Molti altri indizi di natura letteraria e epigrafica mostrano invece come dalla prima guerra punica, e soprattutto dopo la guerra annibalica, in Sannio si verificarono situazioni di accumulo di notevoli ricchezze da parte di esponenti delle gentes locali: è il caso dei Decitii, degli Staii, degli Egnatii, membri di aristocrazie arricchitesi per lo sviluppo delle attività produttive tradizionali collegate al bestiame e alla vendita di prodotti dell'allevamento e dell'agricoltura. Il formarsi di elites sannitiche legate da rapporti clientelari a importanti famiglie romane, attive nei commerci regionali, ma anche presenti nella rete dei traffici internazionali, lo sviluppo del latifondo e del lavoro servile, l'acuirsi di una situazione sempre più precaria delle fasce economicamente più depresse generarono la crisi sfociata poi all'inizio del secolo successivo nella guerra sociale.
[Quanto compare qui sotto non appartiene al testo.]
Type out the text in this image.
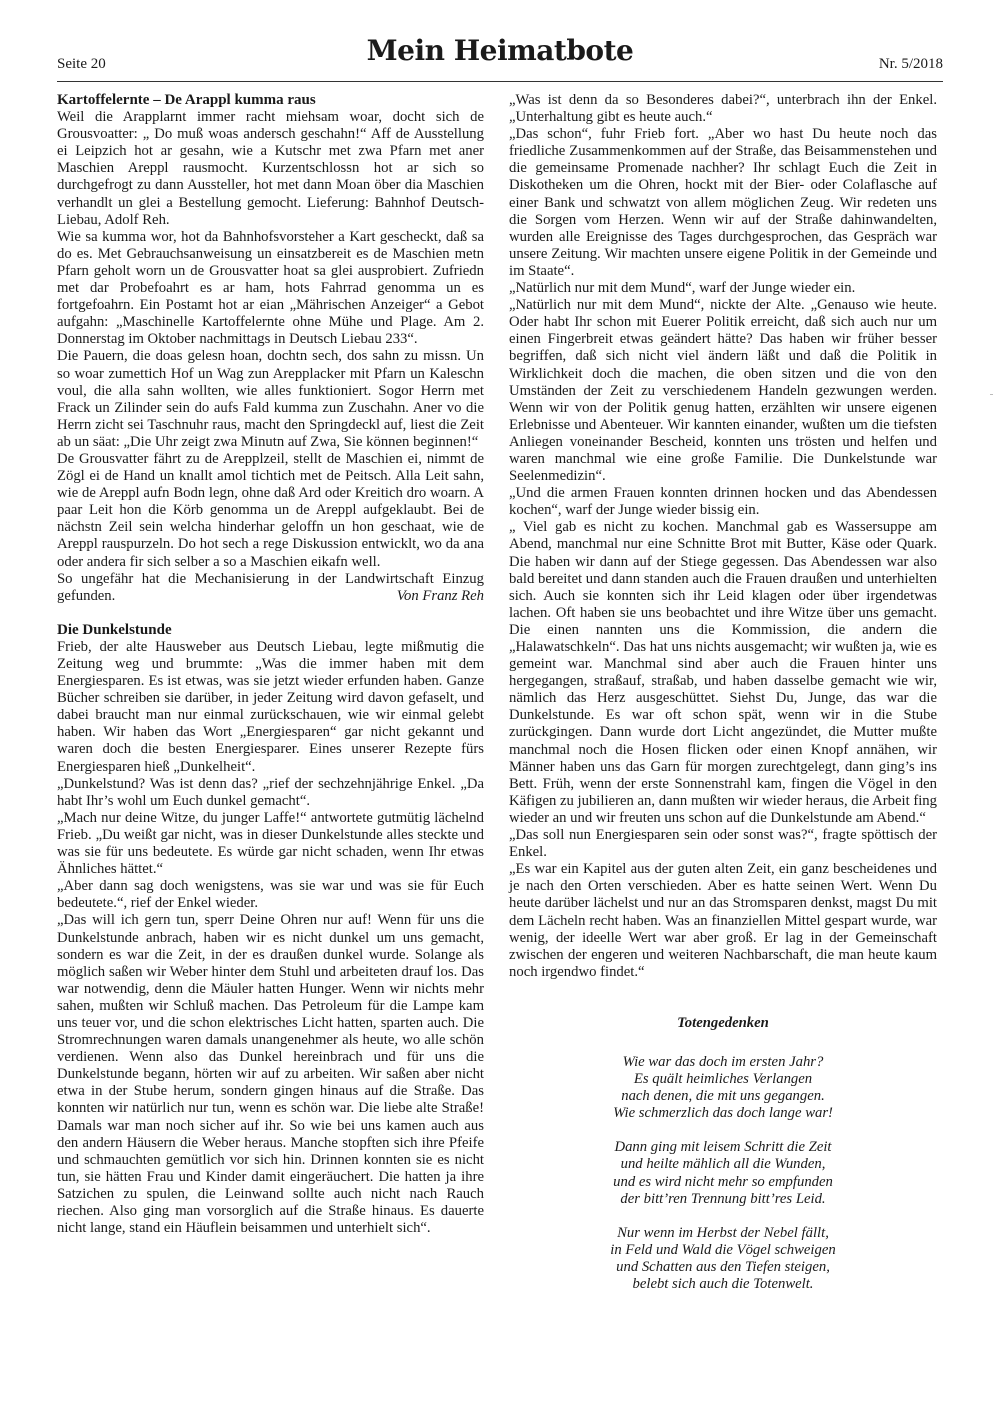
Seite 20	Mein Heimatbote	Nr. 5/2018
Kartoffelernte – De Arappl kumma raus

Weil die Arapplarnt immer racht miehsam woar, docht sich de Grousvoatter: „ Do muß woas andersch geschahn!“ Aff de Ausstellung ei Leipzich hot ar gesahn, wie a Kutschr met zwa Pfarn met aner Maschien Areppl rausmocht. Kurzentschlossn hot ar sich so durchgefrogt zu dann Aussteller, hot met dann Moan öber dia Maschien verhandlt un glei a Bestellung gemocht. Lieferung: Bahnhof Deutsch-Liebau, Adolf Reh.

Wie sa kumma wor, hot da Bahnhofsvorsteher a Kart gescheckt, daß sa do es. Met Gebrauchsanweisung un einsatzbereit es de Maschien metn Pfarn geholt worn un de Grousvatter hoat sa glei ausprobiert. Zufriedn met dar Probefoahrt es ar ham, hots Fahrrad genomma un es fortgefoahrn. Ein Postamt hot ar eian „Mährischen Anzeiger“ a Gebot aufgahn: „Maschinelle Kartoffelernte ohne Mühe und Plage. Am 2. Donnerstag im Oktober nachmittags in Deutsch Liebau 233“.

Die Pauern, die doas gelesn hoan, dochtn sech, dos sahn zu missn. Un so woar zumettich Hof un Wag zun Arepplacker mit Pfarn un Kaleschn voul, die alla sahn wollten, wie alles funktioniert. Sogor Herrn met Frack un Zilinder sein do aufs Fald kumma zun Zuschahn. Aner vo die Herrn zicht sei Taschnuhr raus, macht den Springdeckl auf, liest die Zeit ab un säat: „Die Uhr zeigt zwa Minutn auf Zwa, Sie können beginnen!“

De Grousvatter fährt zu de Arepplzeil, stellt de Maschien ei, nimmt de Zögl ei de Hand un knallt amol tichtich met de Peitsch. Alla Leit sahn, wie de Areppl aufn Bodn legn, ohne daß Ard oder Kreitich dro woarn. A paar Leit hon die Körb genomma un de Areppl aufgeklaubt. Bei de nächstn Zeil sein welcha hinderhar geloffn un hon geschaat, wie de Areppl rauspurzeln. Do hot sech a rege Diskussion entwicklt, wo da ana oder andera fir sich selber a so a Maschien eikafn well.

So ungefähr hat die Mechanisierung in der Landwirtschaft Einzug gefunden.	Von Franz Reh

Die Dunkelstunde

Frieb, der alte Hausweber aus Deutsch Liebau, legte mißmutig die Zeitung weg und brummte: „Was die immer haben mit dem Energiesparen. Es ist etwas, was sie jetzt wieder erfunden haben. Ganze Bücher schreiben sie darüber, in jeder Zeitung wird davon gefaselt, und dabei braucht man nur einmal zurückschauen, wie wir einmal gelebt haben. Wir haben das Wort „Energiesparen“ gar nicht gekannt und waren doch die besten Energiesparer. Eines unserer Rezepte fürs Energiesparen hieß „Dunkelheit“.

„Dunkelstund? Was ist denn das? „rief der sechzehnjährige Enkel. „Da habt Ihr’s wohl um Euch dunkel gemacht“.

„Mach nur deine Witze, du junger Laffe!“ antwortete gutmütig lächelnd Frieb. „Du weißt gar nicht, was in dieser Dunkelstunde alles steckte und was sie für uns bedeutete. Es würde gar nicht schaden, wenn Ihr etwas Ähnliches hättet.“

„Aber dann sag doch wenigstens, was sie war und was sie für Euch bedeutete.“, rief der Enkel wieder.

„Das will ich gern tun, sperr Deine Ohren nur auf! Wenn für uns die Dunkelstunde anbrach, haben wir es nicht dunkel um uns gemacht, sondern es war die Zeit, in der es draußen dunkel wurde. Solange als möglich saßen wir Weber hinter dem Stuhl und arbeiteten drauf los. Das war notwendig, denn die Mäuler hatten Hunger. Wenn wir nichts mehr sahen, mußten wir Schluß machen. Das Petroleum für die Lampe kam uns teuer vor, und die schon elektrisches Licht hatten, sparten auch. Die Stromrechnungen waren damals unangenehmer als heute, wo alle schön verdienen. Wenn also das Dunkel hereinbrach und für uns die Dunkelstunde begann, hörten wir auf zu arbeiten. Wir saßen aber nicht etwa in der Stube herum, sondern gingen hinaus auf die Straße. Das konnten wir natürlich nur tun, wenn es schön war. Die liebe alte Straße! Damals war man noch sicher auf ihr. So wie bei uns kamen auch aus den andern Häusern die Weber heraus. Manche stopften sich ihre Pfeife und schmauchten gemütlich vor sich hin. Drinnen konnten sie es nicht tun, sie hätten Frau und Kinder damit eingeräuchert. Die hatten ja ihre Satzichen zu spulen, die Leinwand sollte auch nicht nach Rauch riechen. Also ging man vorsorglich auf die Straße hinaus. Es dauerte nicht lange, stand ein Häuflein beisammen und unterhielt sich“.

„Was ist denn da so Besonderes dabei?“, unterbrach ihn der Enkel. „Unterhaltung gibt es heute auch.“

„Das schon“, fuhr Frieb fort. „Aber wo hast Du heute noch das friedliche Zusammenkommen auf der Straße, das Beisammenstehen und die gemeinsame Promenade nachher? Ihr schlagt Euch die Zeit in Diskotheken um die Ohren, hockt mit der Bier- oder Colaflasche auf einer Bank und schwatzt von allem möglichen Zeug. Wir redeten uns die Sorgen vom Herzen. Wenn wir auf der Straße dahinwandelten, wurden alle Ereignisse des Tages durchgesprochen, das Gespräch war unsere Zeitung. Wir machten unsere eigene Politik in der Gemeinde und im Staate“.

„Natürlich nur mit dem Mund“, warf der Junge wieder ein.

„Natürlich nur mit dem Mund“, nickte der Alte. „Genauso wie heute. Oder habt Ihr schon mit Euerer Politik erreicht, daß sich auch nur um einen Fingerbreit etwas geändert hätte? Das haben wir früher besser begriffen, daß sich nicht viel ändern läßt und daß die Politik in Wirklichkeit doch die machen, die oben sitzen und die von den Umständen der Zeit zu verschiedenem Handeln gezwungen werden. Wenn wir von der Politik genug hatten, erzählten wir unsere eigenen Erlebnisse und Abenteuer. Wir kannten einander, wußten um die tiefsten Anliegen voneinander Bescheid, konnten uns trösten und helfen und waren manchmal wie eine große Familie. Die Dunkelstunde war Seelenmedizin“.

„Und die armen Frauen konnten drinnen hocken und das Abendessen kochen“, warf der Junge wieder bissig ein.

„ Viel gab es nicht zu kochen. Manchmal gab es Wassersuppe am Abend, manchmal nur eine Schnitte Brot mit Butter, Käse oder Quark. Die haben wir dann auf der Stiege gegessen. Das Abendessen war also bald bereitet und dann standen auch die Frauen draußen und unterhielten sich. Auch sie konnten sich ihr Leid klagen oder über irgendetwas lachen. Oft haben sie uns beobachtet und ihre Witze über uns gemacht. Die einen nannten uns die Kommission, die andern die „Halawatschkeln“. Das hat uns nichts ausgemacht; wir wußten ja, wie es gemeint war. Manchmal sind aber auch die Frauen hinter uns hergegangen, straßauf, straßab, und haben dasselbe gemacht wie wir, nämlich das Herz ausgeschüttet. Siehst Du, Junge, das war die Dunkelstunde. Es war oft schon spät, wenn wir in die Stube zurückgingen. Dann wurde dort Licht angezündet, die Mutter mußte manchmal noch die Hosen flicken oder einen Knopf annähen, wir Männer haben uns das Garn für morgen zurechtgelegt, dann ging’s ins Bett. Früh, wenn der erste Sonnenstrahl kam, fingen die Vögel in den Käfigen zu jubilieren an, dann mußten wir wieder heraus, die Arbeit fing wieder an und wir freuten uns schon auf die Dunkelstunde am Abend.“

„Das soll nun Energiesparen sein oder sonst was?“, fragte spöttisch der Enkel.

„Es war ein Kapitel aus der guten alten Zeit, ein ganz bescheidenes und je nach den Orten verschieden. Aber es hatte seinen Wert. Wenn Du heute darüber lächelst und nur an das Stromsparen denkst, magst Du mit dem Lächeln recht haben. Was an finanziellen Mittel gespart wurde, war wenig, der ideelle Wert war aber groß. Er lag in der Gemeinschaft zwischen der engeren und weiteren Nachbarschaft, die man heute kaum noch irgendwo findet.“

Totengedenken
Wie war das doch im ersten Jahr?
Es quält heimliches Verlangen
nach denen, die mit uns gegangen.
Wie schmerzlich das doch lange war!
Dann ging mit leisem Schritt die Zeit
und heilte mählich all die Wunden,
und es wird nicht mehr so empfunden
der bitt’ren Trennung bitt’res Leid.
Nur wenn im Herbst der Nebel fällt,
in Feld und Wald die Vögel schweigen
und Schatten aus den Tiefen steigen,
belebt sich auch die Totenwelt.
Il conflitto, al quale parteciparono i Sanniti accanto agli altri popoli italici, scoppiò per la richiesta di ottenere la cittadinanza romana, che significava condividere i vantaggi dell'alleanza con Roma e non solo sostenerne il peso. In questa occasione gli Italici insorti coniarono una gran quantitativo di moneta in argento, non - come pure è stato suggerito - per affermare le loro capacità commerciali in contrapposizione a quelle romane, ma per finanziare le enormi spese di guerra. Le monete del "Bellum Sociale" sono denari in argento, cioè il nominale tipico di Roma comunemente utilizzato in gran parte della penisola, ma presentano la legenda "ITALIA" in latino o "VITELIV" in osco e riproducono, ad eccezione di una prima serie che è del tutto simile ai denari di Roma, immagini fortemente propagandistiche, esaltanti l'accordo raggiunto tra i vari popoli o la virtus degli Italici: esempio eloquente dei due temi sono la raffigurazione della scena del giuramento che consolida l'alleanza tra i rappresentanti degli otto popoli insorti ed il toro sannita che sconfigge la lupa romana. Tra i denari della guerra sociale una serie emessa da C. Papio Mutilo - il valoroso generale sannita, unico tra i confederati ad assumere il titolo di imperatore ("embradur" in osco) dopo le vittorie del 90 a.C. - presenta al posto del nome ITALIA comprensivo di tutte le genti, il nome Safinim (= Sannio). Questa serie, datata agli anni 89-88 a.C. quando lo sforzo economico e militare gravò soprattutto sul Sannio, raffigura un guerriero (per La Regina da identificare con Comio Castronio, il condottiero fondatore tra il V e IV secolo a.C. del touto Safinim ) che schiaccia sotto il piede forse le spoglie della lupa romana, accanto a lui riposa il toro sannita. La moneta rappresenta l'ultima orgogliosa affermazione da parte dei Sanniti della loro autonomia politica da Roma.